By Jennifer Juneau

He didn’t come with a 50 million pound price tag, but what came for half the price proved twice his weight in gold when on 1 March David Luiz, Chelsea FC’s new multi-talented signing, sealed his fate at Stamford Bridge.

When a ball from Branislav Ivanovic fell in front of him so fluently, Luiz acted quickly and vollyed it past Edwin van der Sar in the ninth minute to the second half. It seemed so natural that fans not only hope to see more performances like this in the future, they expect it.

Manchester United’s goalkeeper never saw it coming. Neither did anyone else, who still wait for Chelsea’s other current signing, Fernando Torres, to prove his worth.

Two signings. One star. What’s in a name? Apparently 50 million pounds.

For now it’s the twenty-three-year-old São Paulo born player that has everyone in the football world talking, because let’s face it, where is the pressure to score goals when you’ve been signed as a defender? His first starting game against Fulham earned him Barclays Man of the Match and his energy on the pitch hasn’t disappointed fans since.

When the January transfer window shut and Chelsea introduced Torres and Luiz, the focus was on the ex-Liverpool striker and Luiz’s name became drowned out in the Torres buzz. Not only because Chelsea and Torres fans trusted no. 9 to bring Chelsea out of their slump, but because the monetary value placed on Torres to perform miracles was horrendous.

Now ironically, with all of Torres’s talent foot-dragging to the surface, the high price has taken its toll on the player, keeping his loyal followers making yet more excuses for being goal-shy. The latest excuse? — he’s under pressure.

But don’t write the ex-Reds player off yet. Little by little his proficiency is rising and soon enough he’ll be back in the game.

Compared to Torres’s first couple of matches with Chelsea against Liverpool and Fulham, the striker is starting to wake up. In Chelsea’s last match against Manchester United, he seemed more at ease with his Blues teammates.

If anyone is confident Torres will explode on a scoring tear soon, it’s Carlo Ancelotti.
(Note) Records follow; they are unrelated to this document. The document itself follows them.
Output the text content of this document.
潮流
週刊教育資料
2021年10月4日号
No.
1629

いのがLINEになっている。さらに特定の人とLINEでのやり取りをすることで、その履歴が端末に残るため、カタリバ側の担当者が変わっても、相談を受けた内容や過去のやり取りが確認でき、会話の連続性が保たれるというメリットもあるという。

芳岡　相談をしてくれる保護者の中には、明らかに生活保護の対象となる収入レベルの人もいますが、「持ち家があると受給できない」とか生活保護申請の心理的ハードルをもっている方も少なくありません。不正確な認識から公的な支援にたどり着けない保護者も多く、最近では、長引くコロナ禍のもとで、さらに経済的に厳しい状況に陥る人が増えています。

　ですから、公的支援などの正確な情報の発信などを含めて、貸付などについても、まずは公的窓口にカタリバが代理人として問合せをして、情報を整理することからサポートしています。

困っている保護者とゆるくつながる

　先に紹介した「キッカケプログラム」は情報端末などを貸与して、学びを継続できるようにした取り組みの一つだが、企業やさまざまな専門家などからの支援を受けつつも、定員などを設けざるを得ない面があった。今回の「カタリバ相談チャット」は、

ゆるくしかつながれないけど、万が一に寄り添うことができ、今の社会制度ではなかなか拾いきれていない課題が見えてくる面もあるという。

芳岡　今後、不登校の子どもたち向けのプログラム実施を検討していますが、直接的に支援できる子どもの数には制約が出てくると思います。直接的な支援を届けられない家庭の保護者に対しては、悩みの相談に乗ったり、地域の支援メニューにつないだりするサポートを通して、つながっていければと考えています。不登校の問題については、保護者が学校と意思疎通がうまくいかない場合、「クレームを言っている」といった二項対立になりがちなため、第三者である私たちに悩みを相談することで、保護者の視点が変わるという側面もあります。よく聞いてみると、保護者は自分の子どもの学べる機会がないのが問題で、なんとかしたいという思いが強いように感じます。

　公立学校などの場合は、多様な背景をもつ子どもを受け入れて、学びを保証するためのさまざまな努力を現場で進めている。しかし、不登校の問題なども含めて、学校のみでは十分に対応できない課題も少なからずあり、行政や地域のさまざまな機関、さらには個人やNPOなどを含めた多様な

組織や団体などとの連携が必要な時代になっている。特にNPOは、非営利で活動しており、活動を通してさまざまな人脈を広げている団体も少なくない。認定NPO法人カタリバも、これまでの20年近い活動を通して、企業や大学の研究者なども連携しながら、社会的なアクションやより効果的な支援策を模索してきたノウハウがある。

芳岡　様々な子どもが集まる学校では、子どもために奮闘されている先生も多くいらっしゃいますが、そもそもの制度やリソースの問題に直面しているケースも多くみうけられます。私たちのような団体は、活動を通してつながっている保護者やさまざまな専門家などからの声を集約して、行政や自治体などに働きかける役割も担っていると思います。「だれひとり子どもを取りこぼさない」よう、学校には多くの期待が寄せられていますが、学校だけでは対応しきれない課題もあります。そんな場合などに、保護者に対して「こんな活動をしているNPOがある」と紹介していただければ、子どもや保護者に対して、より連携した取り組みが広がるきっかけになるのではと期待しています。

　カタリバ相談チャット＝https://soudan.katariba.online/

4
Or it could be that he is just exhausting his money’s worth, but Ancelotti has started Torres, leaving Chelsea’s top scorer Didier Drogba warming the bench.

Rightfully so. Drogba has demonstrated in past matches that he prefers to go solo.

It is difficult to imagine the two players connecting and by starting Torres Ancelotti might be defending his proposed mistake—not a mistake by signing Torres, but placing a high value on his commodity to clean Chelsea’s record up.

But the fact that Torres said in an interview with Chelsea Magazine that he is adaptable to any team’s style of playing may go against him.

During the Manchester United match Torres was wide open to receive the ball from Drogba who took the liberty of keeping it and shooting from too far a distance, right over the goalkeeper instead of passing it to an uncovered Torres.

How does one adapt to that?

The adaptable one is clearly Luiz, who has the ability, according to his past record, to counteract setbacks.

Or, in the instance of continued success, Chelsea may have to learn to play around their new center back.

Luiz’s determination is right on target and sparks when he emerges out of defence with the ball to make things happen. Should his deviation be a call for concern? Not as long as he continues to make things happen.